Poultry litter is a mixture of manure, bedding, feathers, and spilled feed, according to Vanessa Corriher-Olson, forage specialist with Texas AgriLife Extension.
“The actual nutrient content of a manure sample varies,” Corriher-Olson explains. “The nutrient concentration of poultry litter is variable due to age of bird, composition of the diet, how the manure is handled, and the number of batches of birds raised since the last house clean out.”
Animal manure is a complete fertilizer, containing all nutrients necessary for plant growth. The forage specialist also notes it is high in organic matter. As the organic matter decays, nutrients are released into the soil over time. This reduces leaching of soluble nutrients like N, sulfur, and boron from the soil during periods of heavy rainfall.
Poultry litter averages about 62 pounds per ton of nitrogen (N), 59 pounds per ton of phosphorus (P), and 40 pounds per ton of potassium (K).
Corriher-Olson notes that when poultry litter is applied to a pasture, 60% to 65% of the N is available in the first year. About 25% to 30% is lost through ammonia volatilization, and about 10% is not available until after the first year.
“For optimum utilization, use poultry fertilizer to meet as much of the crops’ phosphorus and nitrogen needs as possible, then use commercial fertilizer to supply other nutrients to the levels indicated by a soil test,” Corriher-Olson advises. “Having your manure analyzed for its actual plant nutrient content is recommended.
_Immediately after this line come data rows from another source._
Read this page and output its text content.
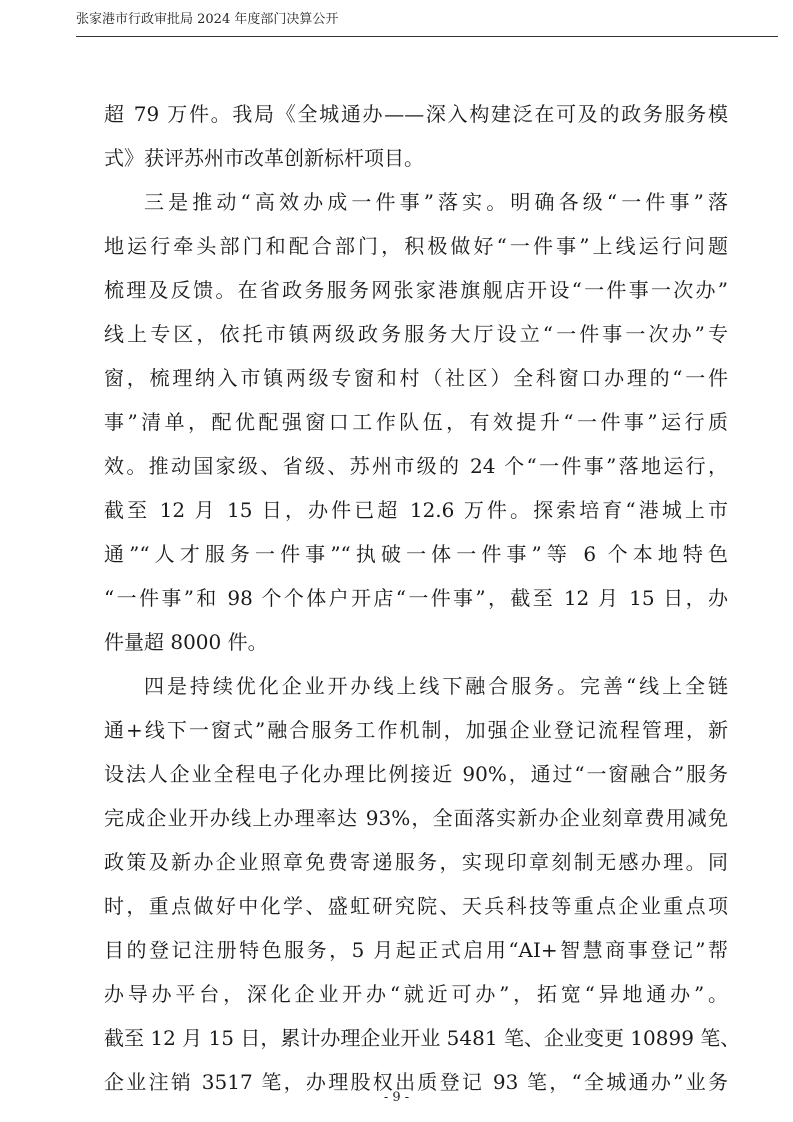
张家港市行政审批局 2024 年度部门决算公开
超 79 万件。我局《全城通办——深入构建泛在可及的政务服务模
式》获评苏州市改革创新标杆项目。
三是推动“高效办成一件事”落实。明确各级“一件事”落
地运行牵头部门和配合部门，积极做好“一件事”上线运行问题
梳理及反馈。在省政务服务网张家港旗舰店开设“一件事一次办”
线上专区，依托市镇两级政务服务大厅设立“一件事一次办”专
窗，梳理纳入市镇两级专窗和村（社区）全科窗口办理的“一件
事”清单，配优配强窗口工作队伍，有效提升“一件事”运行质
效。推动国家级、省级、苏州市级的 24 个“一件事”落地运行，
截至 12 月 15 日，办件已超 12.6 万件。探索培育“港城上市
通”“人才服务一件事”“执破一体一件事”等 6 个本地特色
“一件事”和 98 个个体户开店“一件事”，截至 12 月 15 日，办
件量超 8000 件。
四是持续优化企业开办线上线下融合服务。完善“线上全链
通+线下一窗式”融合服务工作机制，加强企业登记流程管理，新
设法人企业全程电子化办理比例接近 90%，通过“一窗融合”服务
完成企业开办线上办理率达 93%，全面落实新办企业刻章费用减免
政策及新办企业照章免费寄递服务，实现印章刻制无感办理。同
时，重点做好中化学、盛虹研究院、天兵科技等重点企业重点项
目的登记注册特色服务，5 月起正式启用“AI+智慧商事登记”帮
办导办平台，深化企业开办“就近可办”，拓宽“异地通办”。
截至 12 月 15 日，累计办理企业开业 5481 笔、企业变更 10899 笔、
企业注销 3517 笔，办理股权出质登记 93 笔，“全城通办”业务
- 9 -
Armed with this and the appropriate soil test information, you can decide on the best plan of action to use poultry litter for specific cropping needs.”
Phosphorus build up in the soil can easily occur if poultry litter is the only fertilizer used, which can lead to environmental consequences if it moves off the field and into surface waters. To prevent this from occurring, application rates of litter may need to be reduced and then supplemented with commercial N fertilizer or the use of legumes.
“Keep in mind that many suppliers will only deliver large truck loads of poultry litter,” Corriher-Olson cautions. “If you don’t need a large volume, evaluate other nutrient sources or visit with neighbors to potentially share a load. The economics of poultry litter often hinges on transportation costs associated with delivery,” she adds.